Nagła choroba, utrata pracy, śmierć bliskiej osoby, przełożony termin egzaminu – różne bywają przyczyny decyzji o odwołaniu wakacyjnego wyjazdu. Kupując wczasy w biurze podróży albo bilet na samolot czasami możemy w takiej sytuacji – w zależności od umowy oraz czasu, jaki pozostał do wyjazdu – otrzymać zwrot części kosztów, choć niekiedy jest to tylko ułamek zapłaconej kwoty.
Potencjalne straty możemy ograniczyć, wykupując odpowiednie ubezpieczenie. Zadziała ono w razie rezygnacji z podróży, przerwania uczestnictwa w imprezie turystycznej albo anulowania biletu lotniczego. Jest duża szansa, że odzyskamy pieniądze wpłacone na wakacyjną podróż, o ile przyczyna rezygnacji będzie zgodna z ogólnymi warunkami ubezpieczenia (OWU).
Oferta tego typu polis jest coraz bogatsza. Możemy wybrać droższe ubezpieczenie obejmujące rezygnację z wyjazdu albo biletu lotniczego z każdego powodu (trzeba to jednak udokumentować), albo tańszą polisę, która zadziała tylko w sytuacjach wymienionych w OWU. Składka wynosi mniej więcej od 2,5 do 8 proc. sumy ubezpieczenia.
Ochrona na wypadek rezygnacji z podróży może być częścią pakietowej polisy turystycznej, razem z ubezpieczeniem kosztów leczenia, NNW czy OC. Niektóre towarzystwa oferują też taką polisę jako niezależny produkt.

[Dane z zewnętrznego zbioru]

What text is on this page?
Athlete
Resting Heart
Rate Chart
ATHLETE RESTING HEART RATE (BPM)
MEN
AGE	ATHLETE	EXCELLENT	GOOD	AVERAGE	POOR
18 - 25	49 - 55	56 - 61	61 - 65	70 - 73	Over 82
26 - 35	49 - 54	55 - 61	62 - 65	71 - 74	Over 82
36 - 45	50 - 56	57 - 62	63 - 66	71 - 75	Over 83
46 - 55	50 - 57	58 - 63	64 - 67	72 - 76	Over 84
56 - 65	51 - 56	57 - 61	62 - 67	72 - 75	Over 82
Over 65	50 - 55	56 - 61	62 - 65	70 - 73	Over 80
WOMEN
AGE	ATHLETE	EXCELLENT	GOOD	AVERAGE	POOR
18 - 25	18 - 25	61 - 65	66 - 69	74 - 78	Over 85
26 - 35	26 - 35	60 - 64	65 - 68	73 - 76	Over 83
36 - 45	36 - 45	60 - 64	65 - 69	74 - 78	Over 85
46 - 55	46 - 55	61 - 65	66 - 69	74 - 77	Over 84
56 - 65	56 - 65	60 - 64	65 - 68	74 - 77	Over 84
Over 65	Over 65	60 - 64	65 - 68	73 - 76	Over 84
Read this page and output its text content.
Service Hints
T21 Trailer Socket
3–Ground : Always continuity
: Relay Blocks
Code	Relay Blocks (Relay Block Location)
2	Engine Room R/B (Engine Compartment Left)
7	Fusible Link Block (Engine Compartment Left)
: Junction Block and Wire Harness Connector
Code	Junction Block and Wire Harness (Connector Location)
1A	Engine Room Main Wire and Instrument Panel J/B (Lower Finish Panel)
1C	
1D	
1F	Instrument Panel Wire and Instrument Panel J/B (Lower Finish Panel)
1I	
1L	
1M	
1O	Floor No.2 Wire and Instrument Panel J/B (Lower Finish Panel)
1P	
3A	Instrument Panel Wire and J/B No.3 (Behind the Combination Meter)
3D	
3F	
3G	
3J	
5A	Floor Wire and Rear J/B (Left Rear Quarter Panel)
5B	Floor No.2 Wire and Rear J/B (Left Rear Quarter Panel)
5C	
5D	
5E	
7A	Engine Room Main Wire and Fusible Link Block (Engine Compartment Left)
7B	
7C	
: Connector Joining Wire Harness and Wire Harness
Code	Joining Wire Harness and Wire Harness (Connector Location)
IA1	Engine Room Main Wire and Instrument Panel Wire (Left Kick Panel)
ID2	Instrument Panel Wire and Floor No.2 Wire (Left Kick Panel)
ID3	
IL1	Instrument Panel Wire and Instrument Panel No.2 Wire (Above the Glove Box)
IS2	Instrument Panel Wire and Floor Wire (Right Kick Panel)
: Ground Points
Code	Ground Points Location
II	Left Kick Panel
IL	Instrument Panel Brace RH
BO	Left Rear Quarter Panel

Pamiętajmy jednak, że z zakupem ubezpieczenia rezygnacji z wyjazdu nie można zwlekać. Umowę można zawrzeć tylko w określonym czasie po wykupieniu wycieczki albo biletu lotniczego. Przeważnie jest to od trzech do siedmiu dni. Wyjątkiem jest sytuacja, gdy do rozpoczęcia imprezy turystycznej lub podróży zostało mniej niż 30 dni; wtedy towarzystwa najczęściej zgadzają się na podpisanie umowy jedynie w dniu zakupu wycieczki bądź biletu. W ten sposób ograniczają ryzyko, że klient ubezpiecza się, bo już wie z dużym prawdopodobieństwem, że nie będzie mógł wyjechać.